The recent spate of new cases in Guinea after weeks of low viral activity “demonstrates that undetected chains of transmission existed in the community,” according to the World Health Organization. “This phenomenon is retrogressive to the control of the EVD outbreak; and calls for stepping up outbreak containment measures, especially effective contact tracing.”
But the virus is not expected to be transmitted across the Atlantic. Deputy director of CDC's National Center for Emerging Zoonotic and Infectious Diseases, Stephan Monroe, said Monday: "I want to underscore that Ebola poses little risk to the US general population."
Treatment Options
Doctors don’t have any direct treatment options for patients infected with the virus, or to protect patients who have yet to be infected, though they have a number of ways to treat symptoms, which include fever, headache and diarrhea.
Geisbert predicts that the first treatment for the virus is probably “a few years [away] at the earliest and maybe more than 5 or so. The main constraint is the funds... I think we really don’t know whether the virus will continue to spread throughout West Africa or not but I think the odds of it making it to say Europe or North America and causing any major issue is very, very low.”
According to Bloomberg News, an early phase safety trial could begin in the first half of 2015 of an antibody cocktail being developed by the National Microbiology Laboratory in Winnipeg, Canada, the US Army and two drug companies -- Mapp Biopharmaceutical Inc. of San Diego and Toronto-based Defyrus Inc.
In 2012, those same researchers found that a cocktail of three antibodies first administered 24 hours or more after exposure to the Ebola virus in monkeys infected were cured, according to Nature.

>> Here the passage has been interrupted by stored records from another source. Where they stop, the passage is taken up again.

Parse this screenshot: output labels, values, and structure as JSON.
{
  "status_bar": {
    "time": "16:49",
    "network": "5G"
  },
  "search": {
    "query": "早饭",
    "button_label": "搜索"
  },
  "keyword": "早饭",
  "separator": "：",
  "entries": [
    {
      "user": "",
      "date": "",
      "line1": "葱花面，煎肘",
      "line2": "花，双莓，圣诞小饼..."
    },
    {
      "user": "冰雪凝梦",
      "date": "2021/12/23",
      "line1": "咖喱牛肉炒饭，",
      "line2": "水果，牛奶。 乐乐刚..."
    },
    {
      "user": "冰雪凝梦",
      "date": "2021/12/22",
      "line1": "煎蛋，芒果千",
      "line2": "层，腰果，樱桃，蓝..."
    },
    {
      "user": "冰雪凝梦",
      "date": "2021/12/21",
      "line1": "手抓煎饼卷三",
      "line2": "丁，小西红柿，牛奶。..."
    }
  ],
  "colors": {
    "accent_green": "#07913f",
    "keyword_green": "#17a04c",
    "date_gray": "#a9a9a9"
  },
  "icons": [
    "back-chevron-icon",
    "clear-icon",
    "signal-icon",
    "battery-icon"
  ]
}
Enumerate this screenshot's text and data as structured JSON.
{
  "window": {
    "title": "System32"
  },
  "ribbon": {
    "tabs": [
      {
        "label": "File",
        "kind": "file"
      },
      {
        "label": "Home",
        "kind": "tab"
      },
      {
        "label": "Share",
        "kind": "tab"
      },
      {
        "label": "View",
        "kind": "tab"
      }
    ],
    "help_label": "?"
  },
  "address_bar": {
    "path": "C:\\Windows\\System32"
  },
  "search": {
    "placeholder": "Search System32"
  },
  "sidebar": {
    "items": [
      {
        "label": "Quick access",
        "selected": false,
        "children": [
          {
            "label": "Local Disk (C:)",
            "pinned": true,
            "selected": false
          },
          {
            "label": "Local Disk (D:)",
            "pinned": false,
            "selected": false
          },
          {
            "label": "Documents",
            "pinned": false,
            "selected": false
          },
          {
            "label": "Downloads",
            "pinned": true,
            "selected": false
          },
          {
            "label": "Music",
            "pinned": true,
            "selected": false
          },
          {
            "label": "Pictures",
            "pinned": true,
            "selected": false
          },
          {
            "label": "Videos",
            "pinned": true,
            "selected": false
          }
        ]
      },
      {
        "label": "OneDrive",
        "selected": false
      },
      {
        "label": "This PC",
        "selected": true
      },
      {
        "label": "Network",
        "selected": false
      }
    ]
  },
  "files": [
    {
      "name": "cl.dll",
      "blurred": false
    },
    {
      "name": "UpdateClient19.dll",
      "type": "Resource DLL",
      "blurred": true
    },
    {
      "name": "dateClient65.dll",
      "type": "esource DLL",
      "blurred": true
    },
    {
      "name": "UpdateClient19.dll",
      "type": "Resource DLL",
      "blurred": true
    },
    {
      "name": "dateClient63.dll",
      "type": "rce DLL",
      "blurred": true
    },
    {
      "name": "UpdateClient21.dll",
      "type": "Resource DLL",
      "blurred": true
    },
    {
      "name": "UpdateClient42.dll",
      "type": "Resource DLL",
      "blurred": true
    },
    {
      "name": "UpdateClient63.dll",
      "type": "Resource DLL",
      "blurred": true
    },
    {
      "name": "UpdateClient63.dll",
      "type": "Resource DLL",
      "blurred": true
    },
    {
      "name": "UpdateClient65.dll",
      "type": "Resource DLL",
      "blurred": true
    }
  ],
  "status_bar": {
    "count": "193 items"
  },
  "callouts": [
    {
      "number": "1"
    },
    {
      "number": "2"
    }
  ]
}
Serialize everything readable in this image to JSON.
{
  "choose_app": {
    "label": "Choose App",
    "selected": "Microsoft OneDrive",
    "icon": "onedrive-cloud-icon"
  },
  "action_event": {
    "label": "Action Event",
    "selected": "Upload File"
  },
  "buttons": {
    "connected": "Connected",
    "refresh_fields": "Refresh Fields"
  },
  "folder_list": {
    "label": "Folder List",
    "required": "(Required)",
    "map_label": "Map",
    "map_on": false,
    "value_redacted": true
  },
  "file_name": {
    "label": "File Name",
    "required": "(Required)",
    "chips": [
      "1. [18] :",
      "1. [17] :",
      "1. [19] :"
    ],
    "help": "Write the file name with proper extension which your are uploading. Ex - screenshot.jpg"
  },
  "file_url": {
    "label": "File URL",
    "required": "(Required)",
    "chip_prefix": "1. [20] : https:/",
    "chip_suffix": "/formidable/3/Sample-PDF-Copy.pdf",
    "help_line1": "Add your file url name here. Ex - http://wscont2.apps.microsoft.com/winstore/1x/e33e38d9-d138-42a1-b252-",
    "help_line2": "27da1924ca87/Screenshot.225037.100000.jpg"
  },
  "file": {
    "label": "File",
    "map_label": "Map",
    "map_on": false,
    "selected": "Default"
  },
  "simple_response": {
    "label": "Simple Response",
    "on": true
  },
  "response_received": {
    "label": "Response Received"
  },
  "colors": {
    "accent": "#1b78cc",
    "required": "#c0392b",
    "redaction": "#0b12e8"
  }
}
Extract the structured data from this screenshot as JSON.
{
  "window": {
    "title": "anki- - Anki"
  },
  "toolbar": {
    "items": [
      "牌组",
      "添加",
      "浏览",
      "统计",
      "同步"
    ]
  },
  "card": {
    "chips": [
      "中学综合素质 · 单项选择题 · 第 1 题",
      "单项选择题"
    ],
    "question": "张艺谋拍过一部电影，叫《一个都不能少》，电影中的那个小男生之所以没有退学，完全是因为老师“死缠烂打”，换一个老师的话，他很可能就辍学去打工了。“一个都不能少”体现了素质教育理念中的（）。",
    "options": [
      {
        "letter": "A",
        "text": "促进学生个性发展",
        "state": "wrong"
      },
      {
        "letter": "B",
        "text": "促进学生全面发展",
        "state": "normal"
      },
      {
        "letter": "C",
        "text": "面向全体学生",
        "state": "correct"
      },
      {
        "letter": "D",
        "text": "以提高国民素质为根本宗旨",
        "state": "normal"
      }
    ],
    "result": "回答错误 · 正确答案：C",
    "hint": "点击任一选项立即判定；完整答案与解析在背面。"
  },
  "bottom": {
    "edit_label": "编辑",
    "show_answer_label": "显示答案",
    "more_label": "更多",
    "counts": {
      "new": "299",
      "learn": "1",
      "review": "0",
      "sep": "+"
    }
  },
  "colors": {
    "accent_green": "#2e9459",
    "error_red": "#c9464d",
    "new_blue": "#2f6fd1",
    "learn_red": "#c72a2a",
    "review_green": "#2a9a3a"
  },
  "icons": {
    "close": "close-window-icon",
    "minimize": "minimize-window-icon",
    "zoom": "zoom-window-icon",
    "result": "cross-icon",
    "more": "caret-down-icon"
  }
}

The treatment is made up of antibodies isolated from mice vaccinated with fragments of the virus, which target and neutralize a glycoprotein on the surface of the virus that allows it to enter and infect cells.
The WHO’s Regional Director for the Africa Region, Luis Sambo, recently underscored the seriousness of the outbreak while reiterating that it can be contained using known infection prevention and control measures.